Your final inequation looks like it should be $a + 0.2a + a < 6000$ and that simplifies to

$$2.2a < 6000$$

which implies $a < 2727$ approximately. That sounds about right since there are a little more children than adults.

If your concern is over the fact that you got a decimal, there are two possible answers. One might be: you shouldn't worry, it's an inequation, so the true population will be some number where, when you divide by the decimal, you get some whole number.

On the other hand, maybe this is how you're supposed to get the exact population.
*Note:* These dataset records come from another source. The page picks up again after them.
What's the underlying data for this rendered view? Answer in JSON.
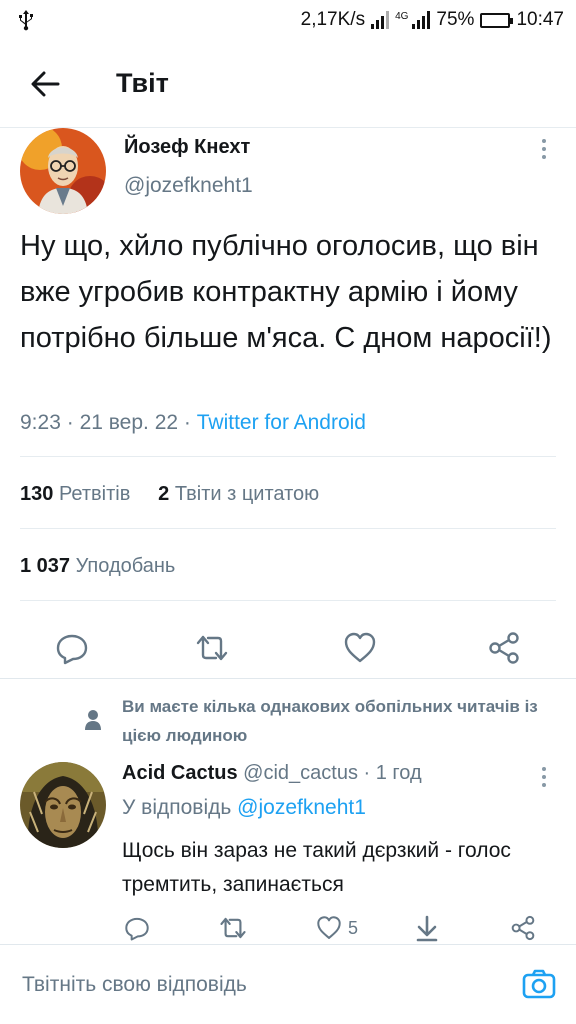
{
  "status_bar": {
    "net_speed": "2,17K/s",
    "network_type": "4G",
    "battery": "75%",
    "battery_level": 0.75,
    "time": "10:47"
  },
  "header": {
    "title": "Твіт"
  },
  "tweet": {
    "author_name": "Йозеф Кнехт",
    "author_handle": "@jozefkneht1",
    "text": "Ну що, хйло публічно оголосив, що він вже угробив контрактну армію і йому потрібно більше м'яса. С дном наросії!)",
    "time": "9:23",
    "date": "21 вер. 22",
    "separator": "·",
    "source": "Twitter for Android",
    "retweets_count": "130",
    "retweets_label": "Ретвітів",
    "quotes_count": "2",
    "quotes_label": "Твіти з цитатою",
    "likes_count": "1 037",
    "likes_label": "Уподобань"
  },
  "reply_context": {
    "text": "Ви маєте кілька однакових обопільних читачів із цією людиною"
  },
  "reply": {
    "name": "Acid Cactus",
    "handle": "@cid_cactus",
    "dot": "·",
    "time": "1 год",
    "reply_to_label": "У відповідь",
    "reply_to_mention": "@jozefkneht1",
    "text": "Щось він зараз не такий дєрзкий - голос тремтить, запинається",
    "likes_count": "5"
  },
  "compose": {
    "placeholder": "Твітніть свою відповідь"
  },
  "colors": {
    "accent": "#1da1f2",
    "secondary_text": "#657786",
    "divider": "#e6ecf0",
    "battery": "#2db334"
  },
  "icons": [
    "usb-icon",
    "signal-icon",
    "battery-icon",
    "back-arrow-icon",
    "more-icon",
    "reply-icon",
    "retweet-icon",
    "like-icon",
    "share-icon",
    "person-icon",
    "download-icon",
    "camera-icon"
  ]
}
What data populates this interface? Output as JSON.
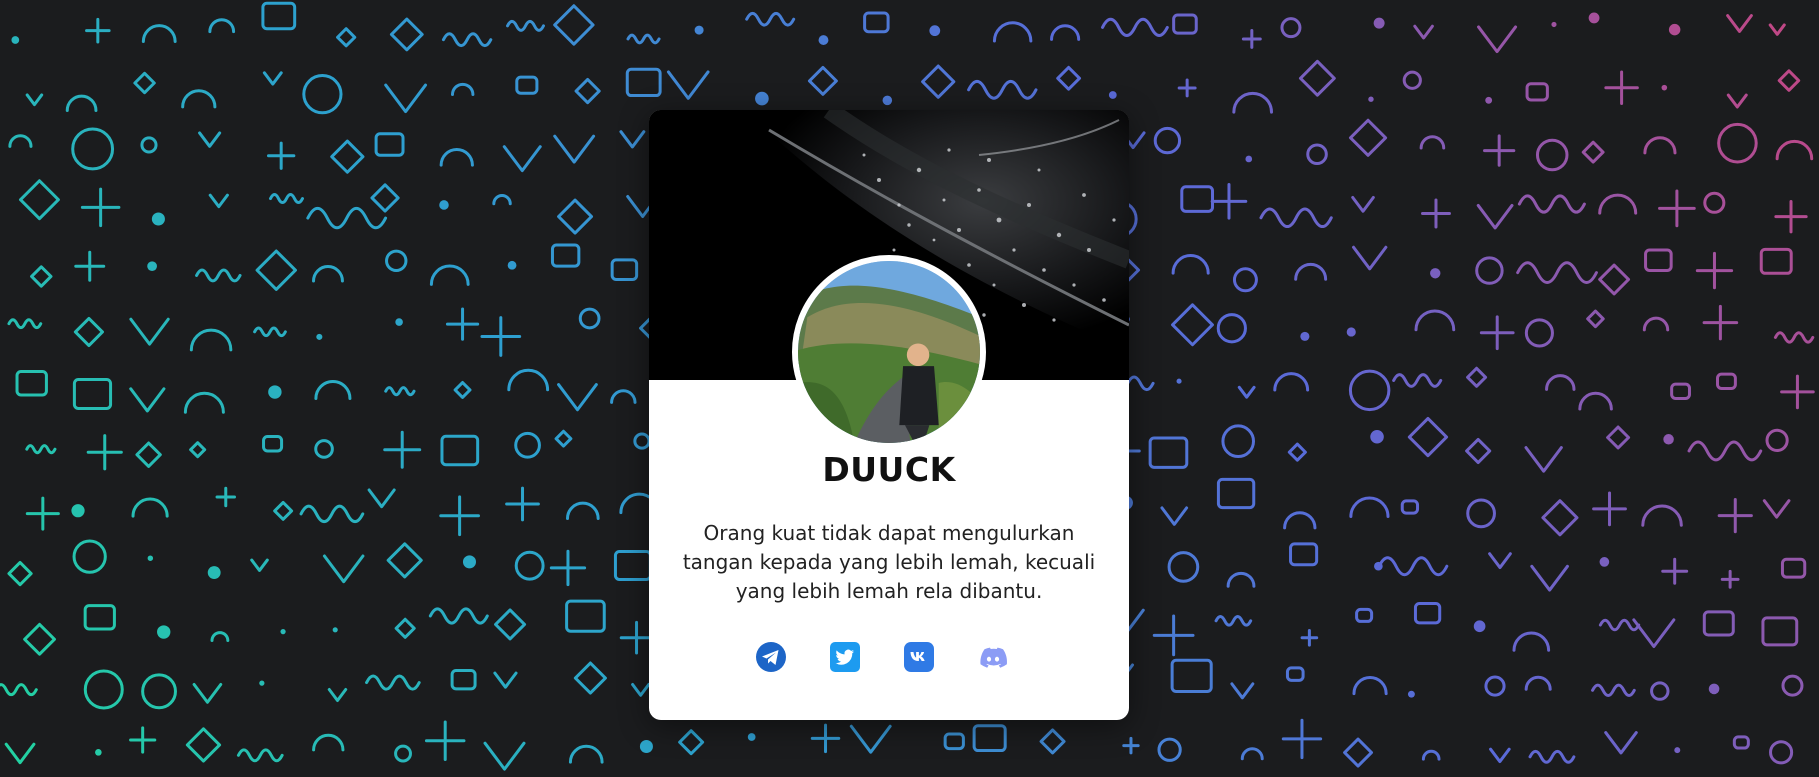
{
  "profile": {
    "name": "DUUCK",
    "bio": "Orang kuat tidak dapat mengulurkan tangan kepada yang lebih lemah, kecuali yang lebih lemah rela dibantu."
  },
  "socials": [
    {
      "icon": "telegram-icon",
      "color": "#1d65c7"
    },
    {
      "icon": "twitter-icon",
      "color": "#1d9bf0"
    },
    {
      "icon": "vk-icon",
      "color": "#2f7ae5"
    },
    {
      "icon": "discord-icon",
      "color": "#8c9cf5"
    }
  ],
  "theme": {
    "background": "#1b1c1e",
    "pattern_gradient": [
      "#23d3a0",
      "#2e9fd0",
      "#5a6ad8",
      "#c8457f"
    ],
    "card": "#ffffff"
  }
}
Maybe you're supposed to find the population number so that all your numbers become whole numbers.

Answer 2

You have $3$ equations with $4$ variables:

• $b=1.10g$
• $w=1.15m$
• $(b+g)=1.20(w+m)$

You have an additional inequity with the same variables:

• $b+g+w+m<6000$

So it's simply a matter of finding a single integer solution:

• $(b+g)=1.20(w+m)\implies$

  $(1.10g+g)=1.2(1.15m+m)\implies$

  $2.10g=2.58m$

• $b+g+w+m<6000\implies$

  $1.10g+g+1.15m+m<6000\implies$

  $2.10g+2.15m<6000\implies$

  $2.58m+2.15m<6000\implies$

  $4.73m<6000\implies$

  $m<1268.5$

Now to the integer solution, which is possibly the hardest part:

• $m=700 \implies w=805,g=860,b=946$

Answer 3

We have $$ b=g+0.1g=1.1g = 11/10 g\\ w=m+0.15m= 1.15m = 23/20 m\\ c=a+0.20a= 1.2a = 6/5 a $$

Starting with the third equation, we obtain $$ b+g = 6/5(m+w)\\ \iff \frac{b+g}{m+w} = \frac{6}{5}\\ \iff \frac{\frac{21}{10}g}{\frac{43}{20}m} = \frac{6}{5}\\ \iff g = \frac{43}{35} m $$ Hence $$ b = \frac{11}{10} g = \frac{11}{10}\frac{43}{35} m = \frac{473}{350} m\\ g = \frac{43}{35} m\\ w = \frac{23}{20} m\\ $$ So we get the smallest integer solution if we choose $m$ to be the lowest common denominator of $350$, $35$, and $20$, which is $700$.